Established a large family of 4-manifolds with infinite fundamental group in their diffeomorphism groups.

Proved existence of non-symplectic loops of diffeomorphisms in certain 4-manifolds.

Provided new examples of 4-manifolds with nontrivial fundamental groups in their symplectic form spaces.

Abstract

By extending a result of Kronheimer-Mrowka to the family setting, we prove a gluing formula for the family Seiberg-Witten invariant. This formula allows one to compute the invariant for a smooth family of 4-manifolds by cutting it open along a product family of 3-manifolds and studying the induced maps on monopole Floer (co)homology.
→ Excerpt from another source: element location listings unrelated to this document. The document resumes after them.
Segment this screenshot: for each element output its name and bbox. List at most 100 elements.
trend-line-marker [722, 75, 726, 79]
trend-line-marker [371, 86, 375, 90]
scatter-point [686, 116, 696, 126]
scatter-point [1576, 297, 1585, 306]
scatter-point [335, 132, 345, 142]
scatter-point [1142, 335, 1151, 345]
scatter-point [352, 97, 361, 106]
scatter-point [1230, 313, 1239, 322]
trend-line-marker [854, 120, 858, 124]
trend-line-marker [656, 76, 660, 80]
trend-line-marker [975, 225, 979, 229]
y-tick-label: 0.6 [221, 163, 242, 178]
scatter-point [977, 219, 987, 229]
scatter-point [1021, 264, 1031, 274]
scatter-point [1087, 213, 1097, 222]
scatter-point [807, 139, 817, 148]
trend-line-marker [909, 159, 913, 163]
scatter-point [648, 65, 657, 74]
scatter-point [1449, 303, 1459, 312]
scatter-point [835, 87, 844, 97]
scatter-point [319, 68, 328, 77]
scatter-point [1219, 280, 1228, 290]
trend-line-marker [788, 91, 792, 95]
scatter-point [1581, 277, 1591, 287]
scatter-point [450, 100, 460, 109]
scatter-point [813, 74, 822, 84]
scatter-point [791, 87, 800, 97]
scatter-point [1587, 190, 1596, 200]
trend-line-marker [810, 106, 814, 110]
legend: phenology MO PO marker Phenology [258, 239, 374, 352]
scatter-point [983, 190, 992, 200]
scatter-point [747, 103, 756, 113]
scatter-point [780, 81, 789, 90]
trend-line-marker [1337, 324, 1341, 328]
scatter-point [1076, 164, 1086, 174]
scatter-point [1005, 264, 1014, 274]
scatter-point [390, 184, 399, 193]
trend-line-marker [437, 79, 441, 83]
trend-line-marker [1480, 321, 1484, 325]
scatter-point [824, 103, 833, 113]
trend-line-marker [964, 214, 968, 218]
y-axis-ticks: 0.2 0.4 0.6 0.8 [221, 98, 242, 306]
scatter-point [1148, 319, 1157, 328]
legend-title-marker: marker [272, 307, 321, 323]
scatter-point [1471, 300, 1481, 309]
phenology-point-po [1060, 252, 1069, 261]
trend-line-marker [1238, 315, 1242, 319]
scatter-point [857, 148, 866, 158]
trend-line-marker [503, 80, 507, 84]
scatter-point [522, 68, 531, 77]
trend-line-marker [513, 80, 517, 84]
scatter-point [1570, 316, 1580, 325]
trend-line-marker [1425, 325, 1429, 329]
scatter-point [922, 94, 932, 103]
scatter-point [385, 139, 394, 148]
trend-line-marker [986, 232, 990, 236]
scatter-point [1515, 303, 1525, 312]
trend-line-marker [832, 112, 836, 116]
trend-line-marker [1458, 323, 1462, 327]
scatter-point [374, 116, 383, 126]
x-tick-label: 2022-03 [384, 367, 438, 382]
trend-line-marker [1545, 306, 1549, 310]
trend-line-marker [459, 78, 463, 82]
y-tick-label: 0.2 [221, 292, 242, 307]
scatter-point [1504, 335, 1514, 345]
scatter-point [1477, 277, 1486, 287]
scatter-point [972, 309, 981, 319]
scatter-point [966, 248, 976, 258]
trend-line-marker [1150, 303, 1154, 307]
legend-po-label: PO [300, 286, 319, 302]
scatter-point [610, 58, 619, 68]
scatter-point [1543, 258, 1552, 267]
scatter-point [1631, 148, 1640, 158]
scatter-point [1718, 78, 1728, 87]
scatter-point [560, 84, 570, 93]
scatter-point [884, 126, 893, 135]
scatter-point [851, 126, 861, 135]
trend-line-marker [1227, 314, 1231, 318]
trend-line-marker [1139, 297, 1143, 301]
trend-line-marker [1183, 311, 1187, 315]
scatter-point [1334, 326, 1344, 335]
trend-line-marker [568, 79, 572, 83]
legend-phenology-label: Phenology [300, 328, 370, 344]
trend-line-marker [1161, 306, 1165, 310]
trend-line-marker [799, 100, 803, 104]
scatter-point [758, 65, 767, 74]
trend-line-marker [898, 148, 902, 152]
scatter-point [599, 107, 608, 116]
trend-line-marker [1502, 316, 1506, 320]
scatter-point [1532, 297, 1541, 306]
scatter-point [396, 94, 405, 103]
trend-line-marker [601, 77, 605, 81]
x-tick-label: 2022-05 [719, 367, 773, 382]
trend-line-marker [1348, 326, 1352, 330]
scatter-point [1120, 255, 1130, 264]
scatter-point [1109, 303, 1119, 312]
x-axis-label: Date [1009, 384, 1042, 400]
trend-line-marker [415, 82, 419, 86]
When the cutting 3-manifold is an L-space, this formula implies a relation between the family Seiberg-Witten invariant, the Seiberg-Witten invariant of the fiber and the index of the family Dirac operator. We use this relation to calculate the Seiberg-Witten invariant of families of 4-manifolds that arise when resolving an ADE singularity using a hyperk\"ahler family of complex structures near the singularity. Several applications are obtained. First, we establish a large family of simply-connected 4-manifolds $M$ (e.g. all elliptic surfaces) such that $\pi_{1}(\textrm{Diff}(M))$ has a $\mathbb{Z}^{\infty}$-summand . For such $M$, the product $S^{2}\times M$ smoothly fibers over $S^{2}$ with fiber $M$ in infinitely many distinct ways. Second, we show that on any closed symplectic 4-manifold that contains a smoothly embedded sphere of self-intersection $-1$ or $-2$, there is a loop of diffeomorphisms that is not homotopic to a loop of symplectormorphisms. This generalizes a previous result by Smirnov and confirms a conjecture by McDuff in dimension 4. It also provides many new examples of 4-manifolds whose space of symplectic forms has a nontrivial fundamental group or first homology group.